Pelo contrário, sectores mais tradicionais e que têm perdido alguma importância relativa nos últimos anos, como o agroalimentar ou o vestuário, mostram um valor acrescentado bastante superior. No entanto, e numa economia mundial cada vez mais terciarizada, a diferenciação tem de acompanhar o desenvolvimento destas atividades, de forma a afirmar a produção nacional lá fora.

Como tal, a recomendação é para que se “leve a sério a economia do valor e se esqueça a das quantidades”, o modelo mais vigente até agora. Este é um processo que já se verifica, em parte, em Portugal, que “deixou de se valorizar por bens e passou a valorizar-se por serviços nos últimos 20 anos”, mas ainda há um longo caminho por percorrer.

Um sinal claro desta tendência é que o sector terciário já pesa dois terços da economia total portuguesa, um salto assinalável em relação ao registado no final da década de 1950, quando representava apenas 37,2%.

Pegando no exemplo do têxtil, Augusto Mateus sublinha que “é esta a diferença entre ‘têxtil’ e ‘moda’”, comparando com o sector italiano do vestuário, onde as características intangíveis são bastante mais fortes do que as do sector português. Assim, a “articulação entre bens e serviços é indispensável”, considera, tal como entre o sector público e privado, que têm tido uma “relação estanque” no nosso país.

“Precisamos de uma nova política económica destinada ao ‘como’ em vez de ‘o quê’. É onde criarmos mais riqueza, formos mais competentes, formos capazes de ganhar mais mercado”, explica, pedindo que não se insista mais “numa espécie de corrida aos fundos estruturais”.

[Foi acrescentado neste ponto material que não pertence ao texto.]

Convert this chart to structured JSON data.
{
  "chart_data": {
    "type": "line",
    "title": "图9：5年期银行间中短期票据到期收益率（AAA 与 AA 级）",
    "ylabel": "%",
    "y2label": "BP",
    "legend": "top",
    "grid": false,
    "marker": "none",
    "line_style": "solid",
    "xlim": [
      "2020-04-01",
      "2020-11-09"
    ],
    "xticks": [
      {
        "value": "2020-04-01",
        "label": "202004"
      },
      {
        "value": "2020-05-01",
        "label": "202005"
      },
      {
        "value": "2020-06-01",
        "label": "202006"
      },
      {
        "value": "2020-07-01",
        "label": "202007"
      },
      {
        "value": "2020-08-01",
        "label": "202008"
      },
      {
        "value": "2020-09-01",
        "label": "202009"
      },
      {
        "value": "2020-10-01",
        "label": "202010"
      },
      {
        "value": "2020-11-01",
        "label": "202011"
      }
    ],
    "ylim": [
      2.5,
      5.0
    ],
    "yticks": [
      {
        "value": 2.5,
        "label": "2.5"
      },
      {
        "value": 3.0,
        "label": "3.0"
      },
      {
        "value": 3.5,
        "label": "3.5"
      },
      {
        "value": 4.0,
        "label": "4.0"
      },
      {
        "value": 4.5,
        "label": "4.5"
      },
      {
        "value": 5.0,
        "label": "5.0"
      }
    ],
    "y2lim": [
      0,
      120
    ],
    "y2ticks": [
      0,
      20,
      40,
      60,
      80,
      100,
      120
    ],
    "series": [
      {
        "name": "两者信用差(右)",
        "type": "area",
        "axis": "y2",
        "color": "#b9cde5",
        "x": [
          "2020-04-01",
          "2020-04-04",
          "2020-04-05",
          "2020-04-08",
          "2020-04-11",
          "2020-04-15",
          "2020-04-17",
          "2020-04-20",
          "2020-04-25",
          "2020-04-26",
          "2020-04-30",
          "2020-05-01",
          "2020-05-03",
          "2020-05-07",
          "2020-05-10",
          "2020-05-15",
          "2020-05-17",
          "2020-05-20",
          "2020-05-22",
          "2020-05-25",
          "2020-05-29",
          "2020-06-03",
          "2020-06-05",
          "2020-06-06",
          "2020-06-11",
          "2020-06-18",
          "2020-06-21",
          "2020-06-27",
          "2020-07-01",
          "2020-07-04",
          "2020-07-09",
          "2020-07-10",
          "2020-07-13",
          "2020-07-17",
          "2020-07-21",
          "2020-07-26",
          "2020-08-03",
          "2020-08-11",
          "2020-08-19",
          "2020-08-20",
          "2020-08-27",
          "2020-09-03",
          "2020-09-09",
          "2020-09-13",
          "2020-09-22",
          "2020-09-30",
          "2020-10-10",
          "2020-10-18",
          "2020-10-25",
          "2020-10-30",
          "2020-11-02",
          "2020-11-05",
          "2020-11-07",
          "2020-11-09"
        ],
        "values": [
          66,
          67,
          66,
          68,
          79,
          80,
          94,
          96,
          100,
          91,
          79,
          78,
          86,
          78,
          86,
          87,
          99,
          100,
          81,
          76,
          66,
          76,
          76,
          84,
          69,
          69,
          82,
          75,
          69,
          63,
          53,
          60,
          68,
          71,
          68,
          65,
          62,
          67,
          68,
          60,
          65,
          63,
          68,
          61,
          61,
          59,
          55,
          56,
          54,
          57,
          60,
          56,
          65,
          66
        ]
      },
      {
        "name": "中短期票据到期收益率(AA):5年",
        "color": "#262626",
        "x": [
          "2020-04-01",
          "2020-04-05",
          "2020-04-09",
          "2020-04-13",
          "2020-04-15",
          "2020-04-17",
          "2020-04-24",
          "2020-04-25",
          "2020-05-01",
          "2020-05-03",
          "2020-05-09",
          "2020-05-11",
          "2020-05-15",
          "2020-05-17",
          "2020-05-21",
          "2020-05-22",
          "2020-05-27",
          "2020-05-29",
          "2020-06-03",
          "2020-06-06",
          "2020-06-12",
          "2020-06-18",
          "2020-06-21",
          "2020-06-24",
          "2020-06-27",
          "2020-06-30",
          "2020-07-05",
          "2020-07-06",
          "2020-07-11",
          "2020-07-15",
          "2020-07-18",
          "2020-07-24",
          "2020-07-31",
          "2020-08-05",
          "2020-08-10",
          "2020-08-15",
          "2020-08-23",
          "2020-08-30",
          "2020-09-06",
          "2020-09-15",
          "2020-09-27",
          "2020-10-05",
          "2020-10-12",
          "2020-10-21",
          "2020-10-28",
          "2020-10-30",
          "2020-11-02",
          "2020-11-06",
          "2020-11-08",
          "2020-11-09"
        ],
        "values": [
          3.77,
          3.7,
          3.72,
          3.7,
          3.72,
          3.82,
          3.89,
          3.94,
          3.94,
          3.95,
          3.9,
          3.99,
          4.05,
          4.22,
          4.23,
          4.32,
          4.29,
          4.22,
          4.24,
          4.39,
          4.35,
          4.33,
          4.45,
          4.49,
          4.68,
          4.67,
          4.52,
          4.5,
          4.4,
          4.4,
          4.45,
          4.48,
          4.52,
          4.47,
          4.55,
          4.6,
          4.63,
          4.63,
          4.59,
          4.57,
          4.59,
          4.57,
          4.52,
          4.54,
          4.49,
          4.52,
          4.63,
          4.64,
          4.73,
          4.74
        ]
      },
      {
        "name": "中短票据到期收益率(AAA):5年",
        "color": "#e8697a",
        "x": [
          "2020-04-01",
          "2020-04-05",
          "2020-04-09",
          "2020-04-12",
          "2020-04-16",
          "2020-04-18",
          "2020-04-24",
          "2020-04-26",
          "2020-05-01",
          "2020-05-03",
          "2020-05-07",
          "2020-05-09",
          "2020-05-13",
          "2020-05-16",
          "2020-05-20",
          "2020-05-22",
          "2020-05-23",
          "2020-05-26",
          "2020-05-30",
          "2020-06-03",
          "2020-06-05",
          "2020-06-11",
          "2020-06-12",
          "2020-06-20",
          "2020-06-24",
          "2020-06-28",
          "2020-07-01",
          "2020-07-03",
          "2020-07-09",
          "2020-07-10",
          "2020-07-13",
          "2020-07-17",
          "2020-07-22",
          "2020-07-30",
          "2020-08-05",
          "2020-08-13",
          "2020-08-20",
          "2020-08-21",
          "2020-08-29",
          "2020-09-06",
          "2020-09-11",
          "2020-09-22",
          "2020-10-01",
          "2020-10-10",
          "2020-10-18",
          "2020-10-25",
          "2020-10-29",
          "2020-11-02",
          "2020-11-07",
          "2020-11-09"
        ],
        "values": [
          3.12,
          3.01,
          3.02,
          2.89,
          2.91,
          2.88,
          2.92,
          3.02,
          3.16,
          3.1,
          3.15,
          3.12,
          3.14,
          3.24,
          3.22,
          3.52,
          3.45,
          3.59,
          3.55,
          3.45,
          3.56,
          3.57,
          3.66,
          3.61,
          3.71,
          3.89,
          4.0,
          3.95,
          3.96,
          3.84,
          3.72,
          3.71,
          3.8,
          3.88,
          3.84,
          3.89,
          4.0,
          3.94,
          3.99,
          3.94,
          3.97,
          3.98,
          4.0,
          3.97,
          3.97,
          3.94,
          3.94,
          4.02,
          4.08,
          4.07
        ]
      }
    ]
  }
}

Questionando algumas das discussões estratégicas que têm sido tidas no país nos últimos anos, nomeadamente a localização do novo aeroporto ou a distribuição das linhas de alta velocidade, o antigo governante pede que se pense o acréscimo de competitividade que estes investimentos trarão, por oposição à atual e recorrente discussão pouco frutífera.

“Um país, para ter futuro, usa os fundos europeus em função das suas políticas. […] Em Portugal, tem havido um primado de decisões motivadas por haver dinheiro e se preciso gastar. Tem havido público a mais e privado a menos e, dento disto, público a menos”, resumiu.

Na mesma linha, é necessário um maior alinhamento entre o sistema fiscal português e o do resto da Europa, sob pena de Portugal perder competitividade e atratividade para o investimento. Na prática, tal traduzir-se-ia numa redução em torno de seis pontos percentuais na tributação deita aos lucros das empresas, mas há mais: no caso das pequenas empresas, que “sistematicamente apresentam pequenos prejuízos” para evitar pagar imposto, é preciso simplificar o sistema.

“Devia ser fundamental numa política de competitividade em Portugal uma descomplicação tributária para pequenas empresas. Quando se complica, a consequência é uma esmagadora maioria de PME que apresentam sistematicamente um ligeiro prejuízo”, rematou, argumentando que a diferença de seis pontos na tributação dos lucros “destroem a parte [do lucro] para investir, nunca a parte para redistribuir”.